Wicked Wisdom Wicked Wisdom

WICKED WISDOM
Wicked Wisdom (2006)

LINE UP :
Jada Pinkett Smith (chant)
Pocket Honore (guitare)
Cameron Graves (guitare+claviers)
Rio (basse)
Philip « Fish » Fisher (batterie)

CHANSONS QUI TUENT :
Bleed All Over Me
Cruel Intention
Reckoning

CHRONIQUEUR :
Cosmic Camel Clash
(Octobre 2006)

NOTE :
14.5 / 20

Tiens donc, Jada Pinkett Smith fait du métal! Connue du grand public depuis son rôle de Niobe dans Matrix -et son mariage avec Will « prince de Bel-Air » Smith-, la jeune femme se lance sans crier gare dans un domaine où on ne l’attendait sûrement pas. Et elle ne s’est pas entourée de manchots : la présence du monstre Fish à la batterie (Fishbone tout de même) suffit à faire lever le sourcil. Le groupe ayant fait ses preuves en live dans les clubs de Los Angeles et à la Ozzfest, il ne lui reste qu’à prouver son talent sur disque. Y parviendra-t-il?
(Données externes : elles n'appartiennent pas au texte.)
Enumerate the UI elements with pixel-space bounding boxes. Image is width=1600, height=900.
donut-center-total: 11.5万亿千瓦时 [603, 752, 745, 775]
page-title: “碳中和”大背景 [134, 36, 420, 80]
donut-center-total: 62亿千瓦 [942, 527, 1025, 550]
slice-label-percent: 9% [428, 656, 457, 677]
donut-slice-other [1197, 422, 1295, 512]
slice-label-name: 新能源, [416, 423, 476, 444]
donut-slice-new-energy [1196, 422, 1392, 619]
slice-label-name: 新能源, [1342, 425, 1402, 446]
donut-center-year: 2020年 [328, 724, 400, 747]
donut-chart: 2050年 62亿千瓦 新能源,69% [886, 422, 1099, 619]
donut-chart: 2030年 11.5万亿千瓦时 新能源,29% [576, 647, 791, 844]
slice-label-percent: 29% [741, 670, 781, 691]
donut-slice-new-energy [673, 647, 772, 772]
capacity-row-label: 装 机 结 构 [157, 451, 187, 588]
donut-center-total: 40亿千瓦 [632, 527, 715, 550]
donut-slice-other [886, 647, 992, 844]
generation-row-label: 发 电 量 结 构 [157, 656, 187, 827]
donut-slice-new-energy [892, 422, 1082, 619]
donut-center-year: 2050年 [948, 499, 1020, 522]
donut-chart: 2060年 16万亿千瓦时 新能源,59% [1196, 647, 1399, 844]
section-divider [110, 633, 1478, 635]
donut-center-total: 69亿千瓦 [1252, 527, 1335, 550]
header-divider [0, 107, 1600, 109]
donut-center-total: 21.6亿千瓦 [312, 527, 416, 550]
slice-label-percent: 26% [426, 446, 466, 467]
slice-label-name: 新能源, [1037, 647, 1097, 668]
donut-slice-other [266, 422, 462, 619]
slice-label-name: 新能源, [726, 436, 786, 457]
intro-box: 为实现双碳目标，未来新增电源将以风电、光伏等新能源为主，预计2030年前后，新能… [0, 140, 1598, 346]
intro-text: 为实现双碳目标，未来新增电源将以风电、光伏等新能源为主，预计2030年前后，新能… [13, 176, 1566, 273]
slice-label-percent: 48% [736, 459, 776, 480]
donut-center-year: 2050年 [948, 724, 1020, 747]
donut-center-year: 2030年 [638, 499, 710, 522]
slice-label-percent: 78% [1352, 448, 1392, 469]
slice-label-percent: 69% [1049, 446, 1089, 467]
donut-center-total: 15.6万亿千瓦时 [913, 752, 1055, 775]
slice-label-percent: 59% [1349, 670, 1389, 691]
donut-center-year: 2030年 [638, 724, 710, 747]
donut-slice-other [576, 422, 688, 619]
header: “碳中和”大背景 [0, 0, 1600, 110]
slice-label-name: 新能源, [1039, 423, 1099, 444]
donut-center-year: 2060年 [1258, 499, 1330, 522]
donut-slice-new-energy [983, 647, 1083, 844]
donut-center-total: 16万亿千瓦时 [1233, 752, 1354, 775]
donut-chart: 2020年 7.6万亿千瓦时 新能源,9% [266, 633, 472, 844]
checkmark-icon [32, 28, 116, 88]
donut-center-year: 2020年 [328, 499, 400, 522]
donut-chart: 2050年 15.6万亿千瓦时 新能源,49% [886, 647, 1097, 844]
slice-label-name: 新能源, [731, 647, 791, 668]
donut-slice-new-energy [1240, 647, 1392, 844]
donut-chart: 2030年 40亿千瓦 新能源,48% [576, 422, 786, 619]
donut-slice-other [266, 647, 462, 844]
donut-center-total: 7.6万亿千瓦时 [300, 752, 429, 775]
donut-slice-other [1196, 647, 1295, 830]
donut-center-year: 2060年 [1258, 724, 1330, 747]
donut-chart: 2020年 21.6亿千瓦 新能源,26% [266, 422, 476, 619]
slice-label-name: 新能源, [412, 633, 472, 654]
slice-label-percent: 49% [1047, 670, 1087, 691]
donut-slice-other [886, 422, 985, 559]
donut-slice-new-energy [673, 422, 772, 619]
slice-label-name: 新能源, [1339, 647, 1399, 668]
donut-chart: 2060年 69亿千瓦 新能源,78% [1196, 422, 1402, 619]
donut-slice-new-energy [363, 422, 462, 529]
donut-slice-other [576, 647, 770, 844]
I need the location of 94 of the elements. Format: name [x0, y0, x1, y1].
Avant de parler du chant de Jada, il faut s’intéresser au cas Fish à la batterie. Dès le titre d’ouverture Yersterday Don’t Mean il lâche la double-pédale avec une vélocité et un aplomb peu communs. On est dans la ligue des grands batteurs de speed ou de death, et rien que ses parties rassurent quant à l’orientation commerciale que le côté people de la frontwoman de Wicked Wisdom aurait pu faire craindre. C’est du métal et du vrai, et le même constat vaut pour les riffs de guitare gras au possible de la paire Honore/Graves qui font le grand écart entre rythmiques métal ou hardcore de marteau-piqueur et funk-métal groovy, parfois sur le même titre (One). Et Jada me demanderez-vous? Et bien elle a la rage et ça s’entend. La donzelle renforce le côté hardcore du tout en rappant énormément dans un flow revendicatif pas mal du tout, mais on peut l’entendre (bien) chanter sur certains titres comme Bleed All Over Me ou Forgiven et elle se permet même de lâcher quelques hurlements growl çà et là! Qui l’eût cru?
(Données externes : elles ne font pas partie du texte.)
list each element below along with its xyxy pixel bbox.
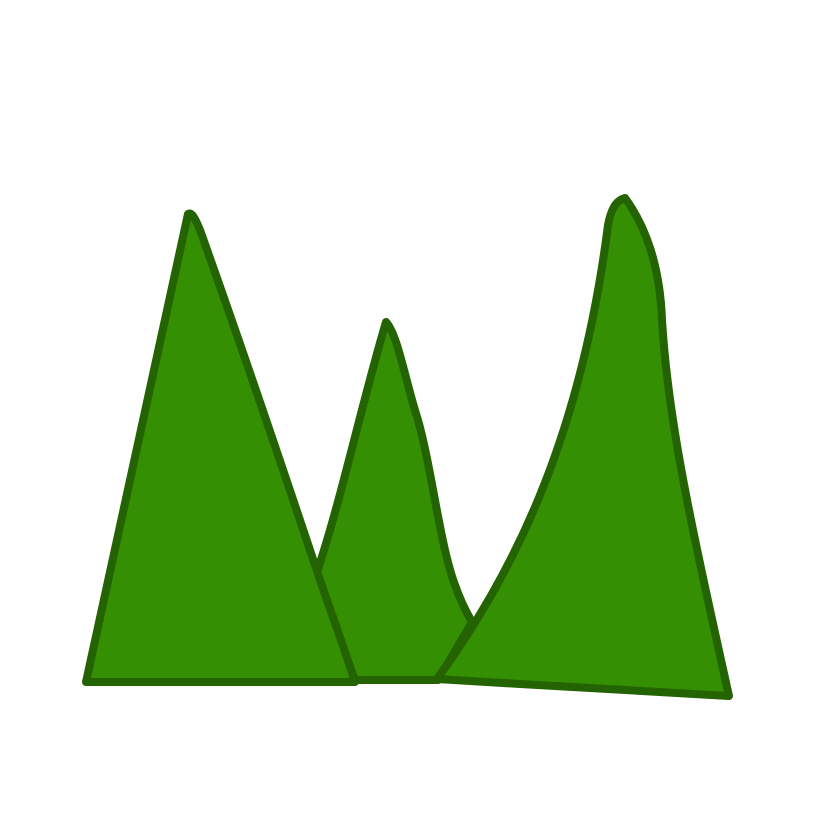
left-hill-shape (82, 209, 359, 686)
middle-hill-shape (311, 318, 476, 684)
right-hill-shape (433, 194, 733, 700)
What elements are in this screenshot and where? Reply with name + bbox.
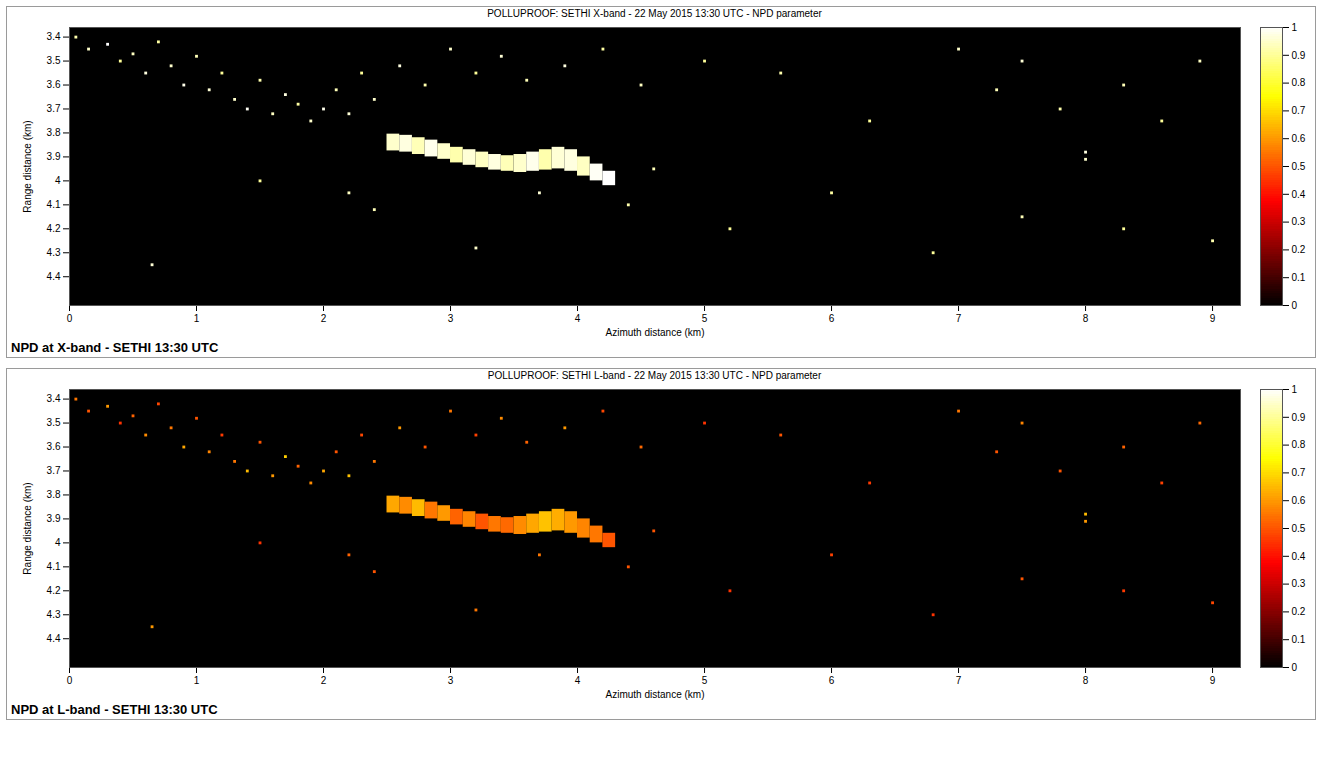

Autre très bonne surprise : le son de cet album est massif et guitares comme basse remplissent très bien l’espace. La musique de Wicked Wisdom étant pensée avant tout pour être efficace c’est une très bonne chose, et le potentiel live de cet album s’impose immédiatement à l’écoute. L’aspect rapcore de certains passages comme l’opener Yesterday Don’t Mean… (qui est un rouleau compresseur) est contrebalancé par l’énergie positive et groovy du reste, à l’image de Something Inside dont les riffs en salves doublés à la grosse caisse pourraient sortir d’un album de Fear Factory avant que le refrain presque pop ne nous prenne par surprise. Et force est de constater qu’une telle mixture de gros riffs et de feeling soul/funk n’avait pas caressé nos oreilles depuis les splits respectifs de Skunk Anansie et Faith No More. Le créneau dans lequel s’inscrit le groupe est donc loin d’être saturé, et l’énergie comme la sincérité évidente dont la formation fait preuve leur donnent un avantage certain.

La démarche de Wicked Wisdom a malheureusement tendance à s’essoufler un petit peu sur la longueur, et le milieu de l’album renferme des titres plus anecdotiques qu’on passera sans remords. En effet le groupe est moins percutant quand il laisse l’énergie métal de côté pour se concentrer sur la recherche d’émotions (la ballade convenue Forgiven, l’expérimentation rock ratée Set Me Free), mais sur les dix chansons de l’album on compte tout de même une proportion de bombes assez impressionnante : le très néo One donne irrésisitiblement envie de sauter partout et la pêche punk-rock de You Can’t Handle couplée à des couplets ambiancés et groovy rappelle presque les heures joyeuses et regrettées de Snot. C’est donc un premier album inattendu et très prometteur qui débarque en cette fin d’année 2006 pour raviver une scène fusion devenue quasi-inexistante ces derniers temps, et au-delà de la curiosité légitime provoquée par l’identité de la frontwoman on vous enjoint à jeter une oreille sur ce CD dense, efficace et très bien fait. Du bon!